Title

Comparison of Surface Area across the Allograft-Host Junction Site Using Conventional and Navigated Osteotomy Technique.

Document Type

Article

Publication Date

12-18-2012

Comments

This article has been peer reviewed. It was published in: Sarcoma.

Volume 2012, 2012, Article number 197540.

The published version is available at http://www.ncbi.nlm.nih.gov/pmc/articles/PMC3539445/. DOI: 10.1155/2012/197540.
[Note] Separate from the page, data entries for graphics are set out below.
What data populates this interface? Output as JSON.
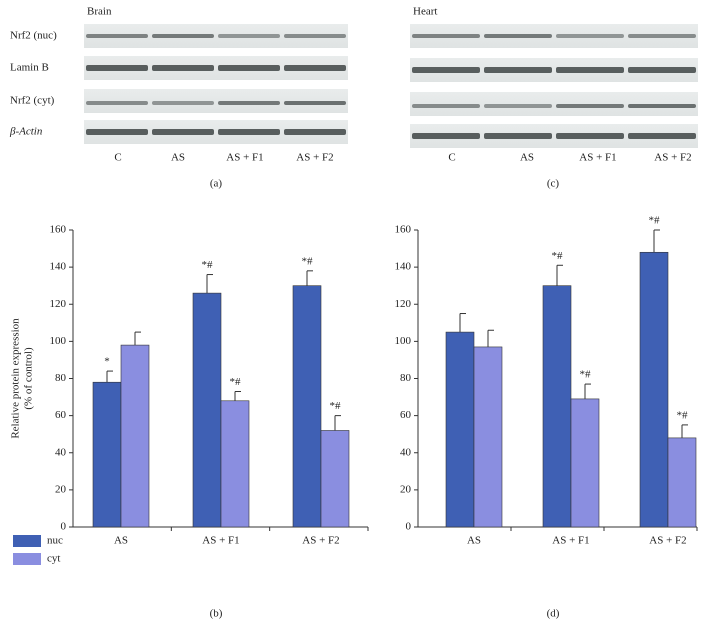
{
  "blots": [
    {
      "title": "Brain",
      "rows": [
        "Nrf2 (nuc)",
        "Lamin B",
        "Nrf2 (cyt)",
        "β-Actin"
      ],
      "columns": [
        "C",
        "AS",
        "AS + F1",
        "AS + F2"
      ],
      "label": "(a)"
    },
    {
      "title": "Heart",
      "columns": [
        "C",
        "AS",
        "AS + F1",
        "AS + F2"
      ],
      "label": "(c)"
    }
  ],
  "chart_data": [
    {
      "type": "bar",
      "label": "(b)",
      "y_label": [
        "Relative protein expression",
        "(% of control)"
      ],
      "categories": [
        "AS",
        "AS + F1",
        "AS + F2"
      ],
      "series": [
        {
          "name": "nuc",
          "color": "#3f60b4",
          "values": [
            78,
            126,
            130
          ],
          "errors": [
            6,
            10,
            8
          ],
          "annotations": [
            "*",
            "*#",
            "*#"
          ]
        },
        {
          "name": "cyt",
          "color": "#8a8ee0",
          "values": [
            98,
            68,
            52
          ],
          "errors": [
            7,
            5,
            8
          ],
          "annotations": [
            null,
            "*#",
            "*#"
          ]
        }
      ],
      "ylim": [
        0,
        160
      ],
      "yticks": [
        0,
        20,
        40,
        60,
        80,
        100,
        120,
        140,
        160
      ],
      "legend": "bottom left"
    },
    {
      "type": "bar",
      "label": "(d)",
      "categories": [
        "AS",
        "AS + F1",
        "AS + F2"
      ],
      "series": [
        {
          "color": "#3f60b4",
          "values": [
            105,
            130,
            148
          ],
          "errors": [
            10,
            11,
            12
          ],
          "annotations": [
            null,
            "*#",
            "*#"
          ]
        },
        {
          "color": "#8a8ee0",
          "values": [
            97,
            69,
            48
          ],
          "errors": [
            9,
            8,
            7
          ],
          "annotations": [
            null,
            "*#",
            "*#"
          ]
        }
      ],
      "ylim": [
        0,
        160
      ],
      "yticks": [
        0,
        20,
        40,
        60,
        80,
        100,
        120,
        140,
        160
      ]
    }
  ]
}
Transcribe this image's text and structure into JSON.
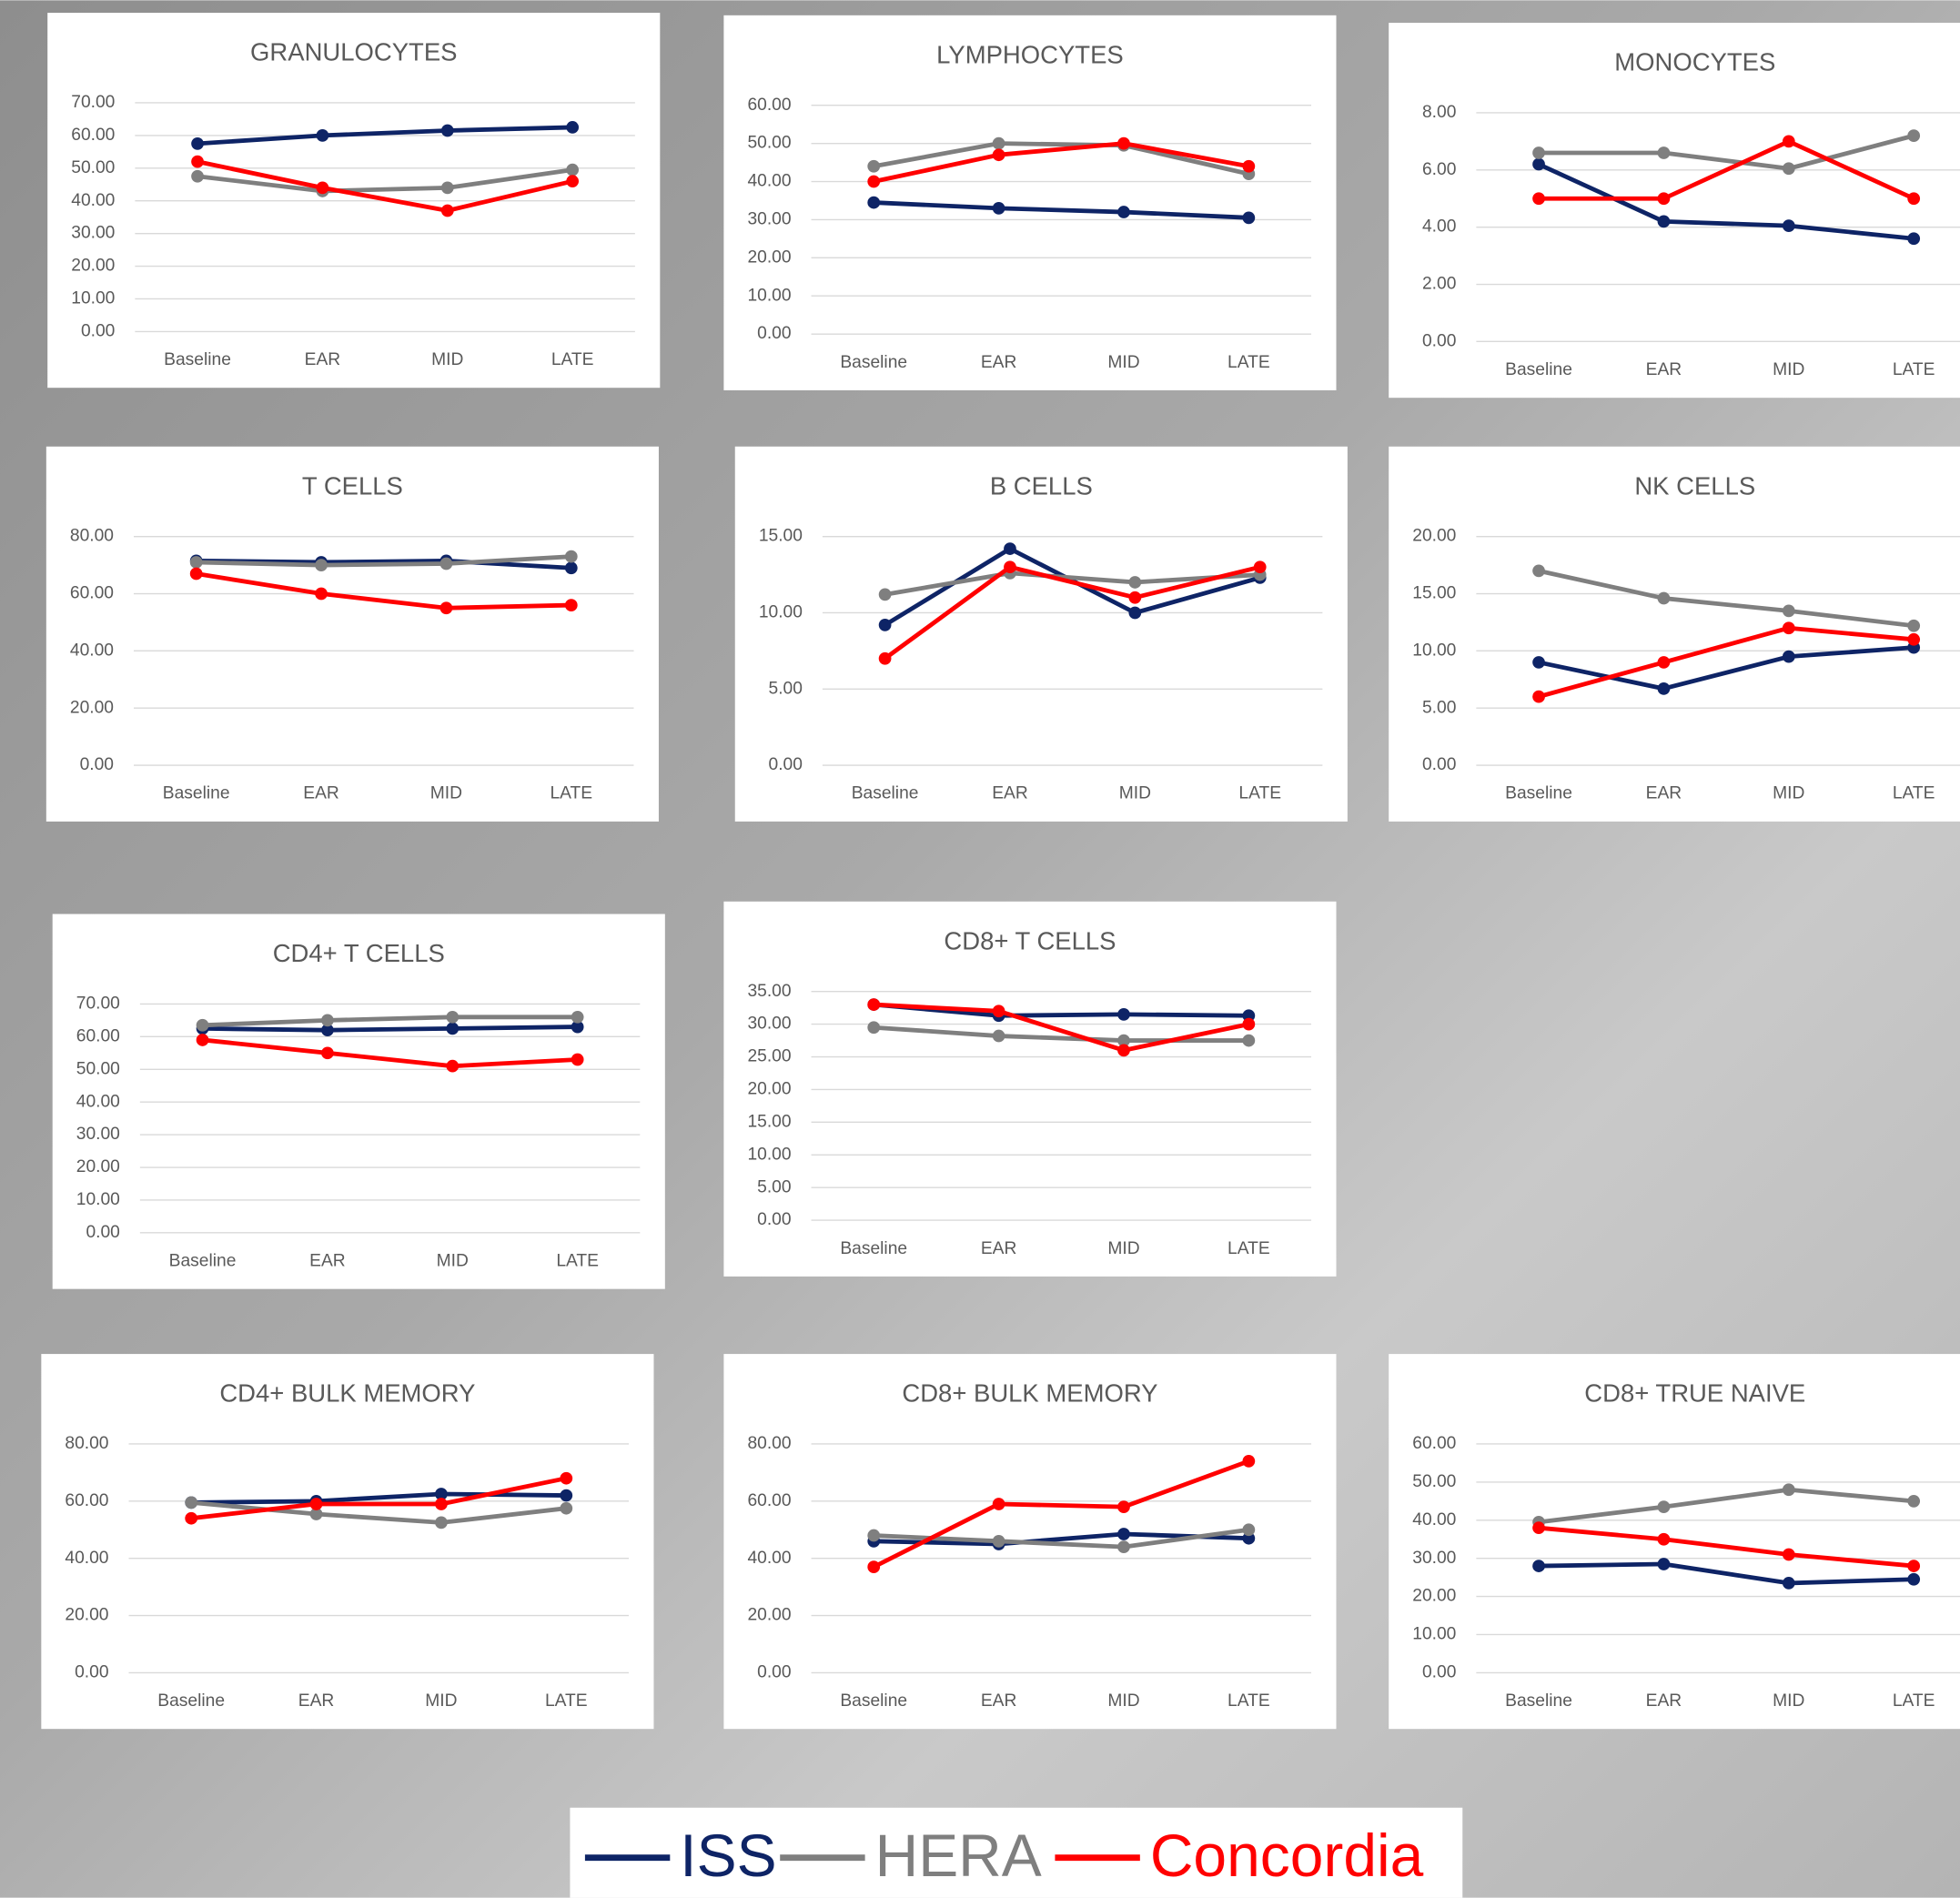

Copyright © 2012 Ajay Lall et al.

Abstract

Bulk allograft reconstruction plays an important role in limb-salvage surgery; however, non-union has been reported in up to 27% of cases. The purpose of this study is to quantify average surface contact areas across simulated intraoperative osteotomies using both free-hand and computer-assisted navigation techniques. Pressure-sensitive paper was positioned between two cut ends of a validated composite sawbone and compression was applied using an eight-hole large fragment dynamic compression plate. Thirty-two samples were analyzed for surface area contact to determine osteotomy congruity. Mean contact area using the free-hand osteotomy technique was equal to 0.21 square inches. Compared with a control of 0.69 square inches, average contact area was found to be 30.5% of optimal surface contact. Mean contact area using computer-assisted navigation was equal to 0.33 square inches. Compared with a control of 0.76 square inches, average contact area was found to be 43.7% of optimal surface contact. Limited contact achieved using standard techniques may play a role in the high rate of observed non-union, and an increase in contact area using computer-assisted navigation may improve rates of bone healing. The development of an oncology software package and navigation hardware may serve an important role in decreasing non-union rates in limb salvage surgery.